①なりすましの疑いがある取引又は本人特定事項を偽っていた疑いがある顧客との取引
②特定国等(イラン及び北朝鮮)に居住・所在している顧客との取引

 「なりすまし」とは、例えば、Aが契約した預貯金契約(取引時確認はAについてなされている。)につき、その後、Bが、AであるかのようにAの預金通帳を持って預金取引に現れるような場合です。また、「本人特定事項を偽っていた」とは、そもそも預貯金契約をBが締結しているが、その契約の際にCという偽名を用いていた疑いがあるような場合です。
 ハイリスク取引を行うに際しては、通常の取引と同様の確認事項に加え、その取引が200万円を超える財産の移転を伴うものである場合には「資産及び収入の状況」の確認を行うこととなります(司法書士等の士業は除く。
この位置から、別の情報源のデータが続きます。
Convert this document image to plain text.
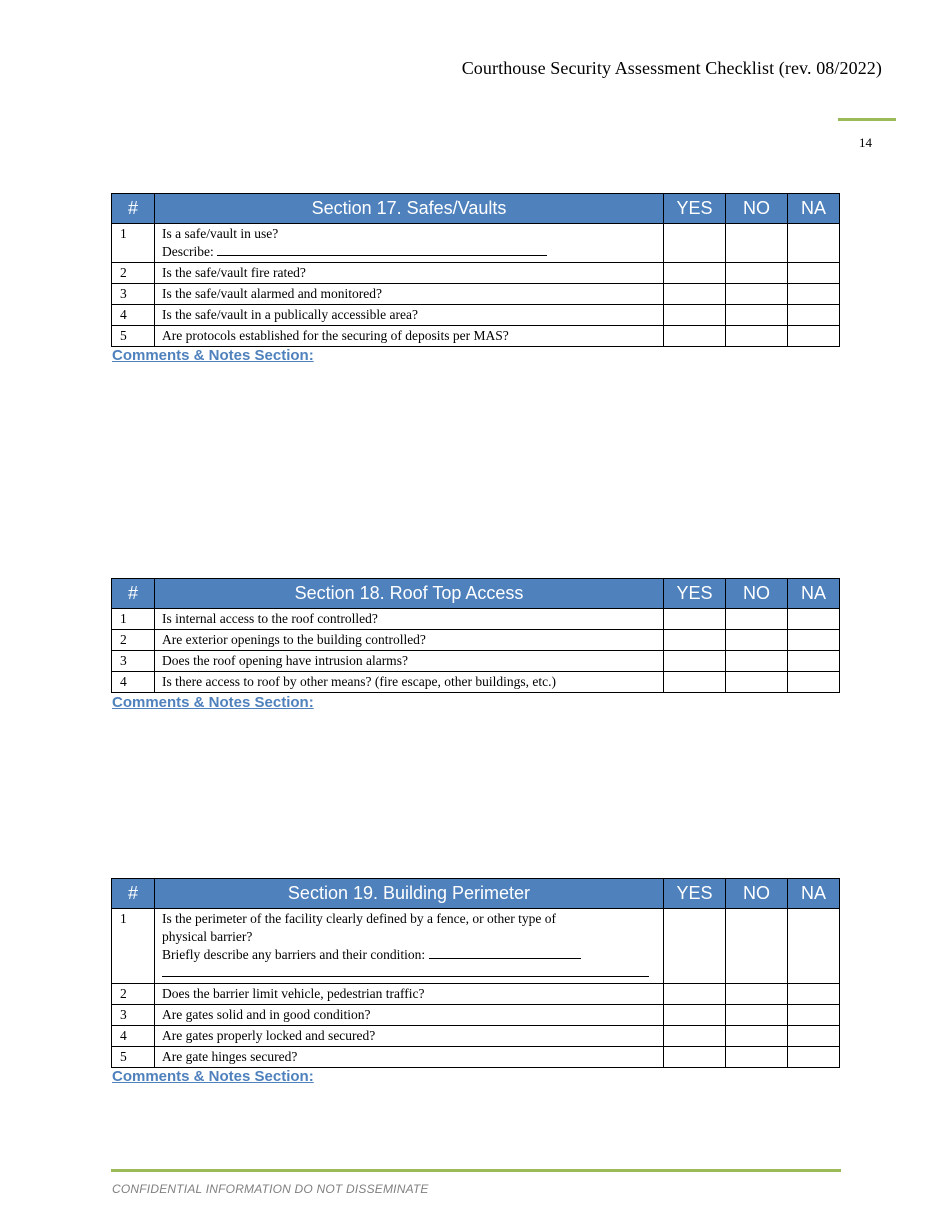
Courthouse Security Assessment Checklist (rev. 08/2022)
14
#	Section 17. Safes/Vaults	YES	NO	NA
1	Is a safe/vault in use?
Describe:			

2	Is the safe/vault fire rated?			
3	Is the safe/vault alarmed and monitored?			
4	Is the safe/vault in a publically accessible area?			
5	Are protocols established for the securing of deposits per MAS?			
Comments & Notes Section:
#	Section 18. Roof Top Access	YES	NO	NA
1	Is internal access to the roof controlled?			
2	Are exterior openings to the building controlled?			
3	Does the roof opening have intrusion alarms?			
4	Is there access to roof by other means? (fire escape, other buildings, etc.)			
Comments & Notes Section:
#	Section 19. Building Perimeter	YES	NO	NA
1	Is the perimeter of the facility clearly defined by a fence, or other type of
physical barrier?
Briefly describe any barriers and their condition:			

2	Does the barrier limit vehicle, pedestrian traffic?			
3	Are gates solid and in good condition?			
4	Are gates properly locked and secured?			
5	Are gate hinges secured?			
Comments & Notes Section:
CONFIDENTIAL INFORMATION DO NOT DISSEMINATE
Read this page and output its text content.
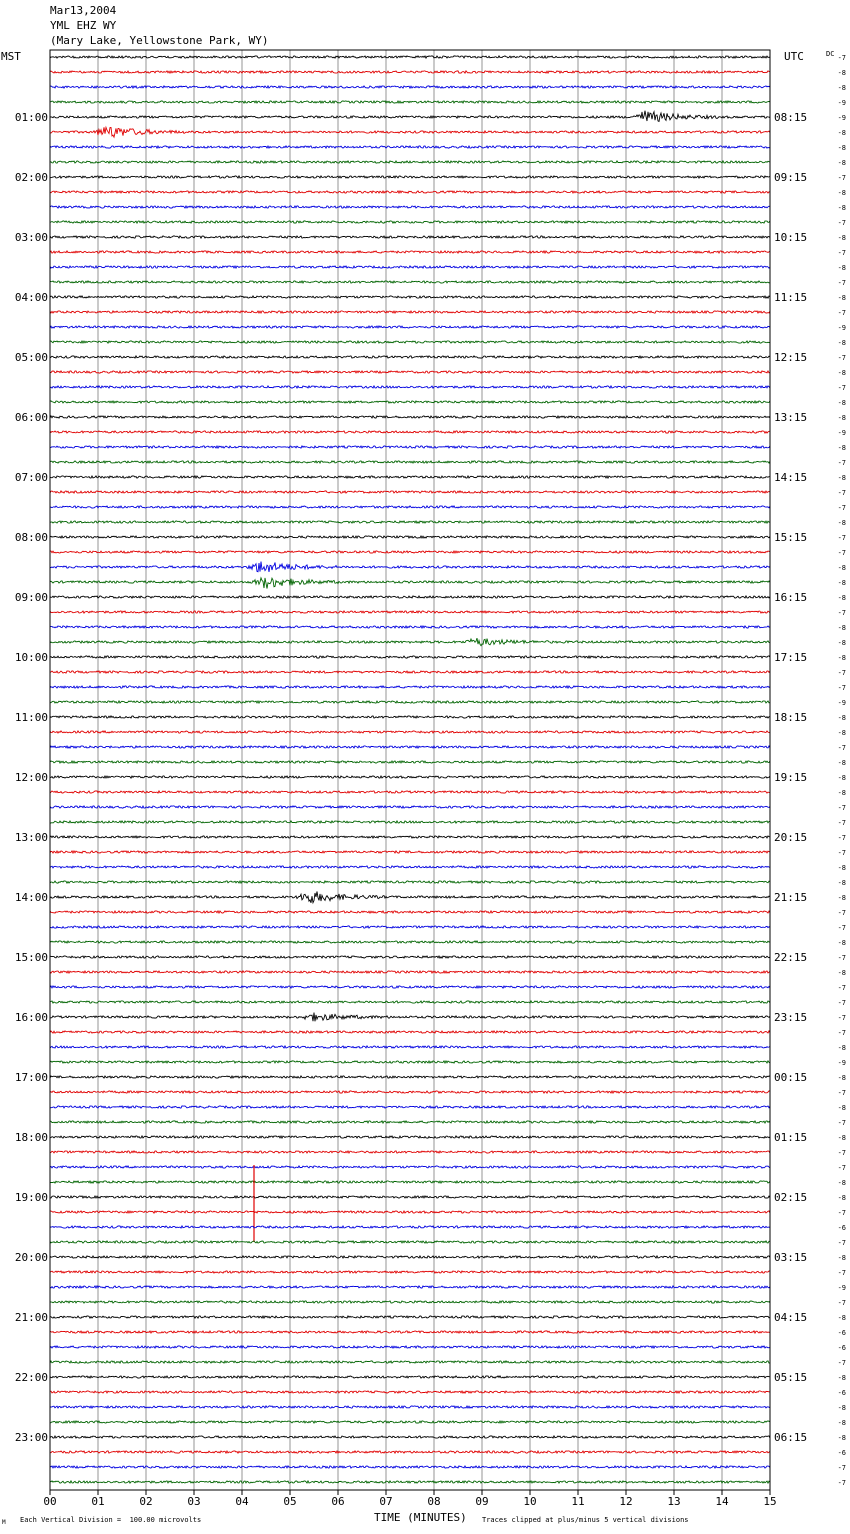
Mar13,2004
YML EHZ WY
(Mary Lake, Yellowstone Park, WY)
MST	UTC	DC
00	01	02	03	04	05	06	07	08	09	10	11	12	13	14	15
01:00
02:00
03:00
04:00
05:00
06:00
07:00
08:00
09:00
10:00
11:00
12:00
13:00
14:00
15:00
16:00
17:00
18:00
19:00
20:00
21:00
22:00
23:00
08:15
09:15
10:15
11:15
12:15
13:15
14:15
15:15
16:15
17:15
18:15
19:15
20:15
21:15
22:15
23:15
00:15
01:15
02:15
03:15
04:15
05:15
06:15
-7
-8
-8
-9
-9
-8
-8
-8
-7
-8
-8
-7
-8
-7
-8
-7
-8
-7
-9
-8
-7
-8
-7
-8
-8
-9
-8
-7
-8
-7
-7
-8
-7
-7
-8
-8
-8
-7
-8
-8
-8
-7
-7
-9
-8
-8
-7
-8
-8
-8
-7
-7
-7
-7
-8
-8
-8
-7
-7
-8
-7
-8
-7
-7
-7
-7
-8
-9
-8
-7
-8
-7
-8
-7
-7
-8
-8
-7
-6
-7
-8
-7
-9
-7
-8
-6
-6
-7
-8
-6
-8
-8
-8
-6
-7
-7
TIME (MINUTES)
Each Vertical Division =  100.00 microvolts	Traces clipped at plus/minus 5 vertical divisions
M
)。また、マネー・ローンダリングに利用されるおそれの高い取引であることを踏まえ、「本人特定事項」及び「実質的支配者」については、通常の取引を行う場合よりも厳格な方法(以前に本人確認した際に提示を受けた書類と異なる書類による本人確認など)により確認を行うこととされています。

(3) 取引時確認等を的確に行うための措置の追加

 事業者は、取引時確認をした事項に係る情報を最新の内容に保つための措置を講ずるものとするほか、使用人に対する教育等の必要な体制の整備に努めなければならないこととされました(法10条)。
 「情報を最新の内容に保つ措置」として、具体的には、確認した本人特定事項に変更があったとき、顧客が事業者にこれを届け出る旨を約款に盛り込む等の措置などが考えられます。
 「使用人に対する教育等の必要な体制の整備」としては、顧客と接する職員等に対する教育の実施や、疑わしい取引の届出を行うべき場合か否かを一元的に集約・判断する部署の設置などが含まれます。
 この措置は努力義務として定められています。

(4) 特定事業者の追加

 電話転送サービス事業者について、新たに特定事業者に追加することとされました(法2条2項41号)。
 電話転送サービス事業者とは、事業者が保有する電話番号を貸し出し、その電話番号にかかる電話を、顧客が指定する電話番号に自動的に転送するサービスです。
 このサービスを使うと、第三者に対し、たとえば03で始まる実在する会社からの電話と誤信させることが可能になることなどから、振り込め詐欺などで利用されることが多いようです。また、現行法では当該事象者に対して本人確認の義務がなく、本人確認が十分行われていない場合が多くあります。そこで、警察が捜査する際にも、犯行に使われた電話番号から電話転送サービス事業者までは特定できても、その背後にあるサービス利用者(犯人)が特定できないという問題があります。そこで、新たに当該事業者が特定事業者に加えられました。

(5) 罰則の強化

 本人特定事項の虚偽申告、預貯金通帳の不正譲渡等に係る罰則が強化されることとされました(法26条~28条)。

(参照)

犯罪収益移転防止制度研究会編『逐条解説犯罪収益移転防止法』(平成21年、東京法令)9頁以下。

JAFIC「犯罪収益移転防止法の概要(平成24年11月)」39頁。

第177回国会衆議院内閣委員会第5号(平成23年4月13日)小谷政府参考人答弁。